Hauptsächlich gebildete Produkte

    Oxidation: Oxidierte Derivate mit zusätzlichen sauerstoffhaltigen funktionellen Gruppen.

    Reduktion: Reduzierte Derivate mit hydrierten funktionellen Gruppen.

    Substitution: Substituierte Derivate mit neuen funktionellen Gruppen, die die ursprünglichen ersetzen.

Wissenschaftliche Forschungsanwendungen

Wirkmechanismus

Der Wirkmechanismus von 2-[N-(2-Methoxyphenyl)4-methylbenzenesulfonamido]-N-[(pyridin-3-YL)methyl]acetamide beinhaltet seine Interaktion mit spezifischen molekularen Zielstrukturen und Signalwegen:

    Molekulare Zielstrukturen: Die Verbindung kann Enzyme, Rezeptoren oder andere Proteine ​​ansprechen, die an verschiedenen biologischen Prozessen beteiligt sind.

    Beteiligte Signalwege: Sie kann Signalwege modulieren, Enzymaktivitäten hemmen oder Protein-Protein-Interaktionen stören, was zu den beobachteten biologischen Wirkungen führt.

Wirkmechanismus

The mechanism of action of 2-[N-(2-Methoxyphenyl)4-methylbenzenesulfonamido]-N-[(pyridin-3-YL)methyl]acetamide involves its interaction with specific molecular targets and pathways:

    Molecular Targets: The compound may target enzymes, receptors, or other proteins involved in various biological processes.

    Pathways Involved: It can modulate signaling pathways, inhibit enzyme activity, or interfere with protein-protein interactions, leading to its observed biological effects.

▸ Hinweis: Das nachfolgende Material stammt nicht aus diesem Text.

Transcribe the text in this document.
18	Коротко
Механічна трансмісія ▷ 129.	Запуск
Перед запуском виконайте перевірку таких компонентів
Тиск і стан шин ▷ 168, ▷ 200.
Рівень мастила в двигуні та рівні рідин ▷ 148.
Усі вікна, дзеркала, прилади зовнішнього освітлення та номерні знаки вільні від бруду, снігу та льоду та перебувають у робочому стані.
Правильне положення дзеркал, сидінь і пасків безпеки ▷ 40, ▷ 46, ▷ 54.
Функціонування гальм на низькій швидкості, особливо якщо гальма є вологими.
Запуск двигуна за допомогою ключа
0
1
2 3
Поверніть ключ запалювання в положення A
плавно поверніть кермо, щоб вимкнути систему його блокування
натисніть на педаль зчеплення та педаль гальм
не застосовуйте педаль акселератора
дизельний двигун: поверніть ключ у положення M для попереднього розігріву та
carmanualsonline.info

Vergleich Mit ähnlichen Verbindungen

Ähnliche Verbindungen

  • 2-[2-Methyl-5-phenyl-1-(3,4,5-trimethoxyphenyl)-1H-pyrrol-3-yl]-2-oxo-N-(pyridin-4-yl)acetamide
  • 4,N-Dimethyl-N-phenylbenzenesulfonamide

Einzigartigkeit

2-[N-(2-Methoxyphenyl)4-methylbenzenesulfonamido]-N-[(pyridin-3-YL)methyl]acetamide sticht durch seine einzigartige Kombination von funktionellen Gruppen hervor, die ihm besondere chemische Eigenschaften und biologische Aktivitäten verleihen.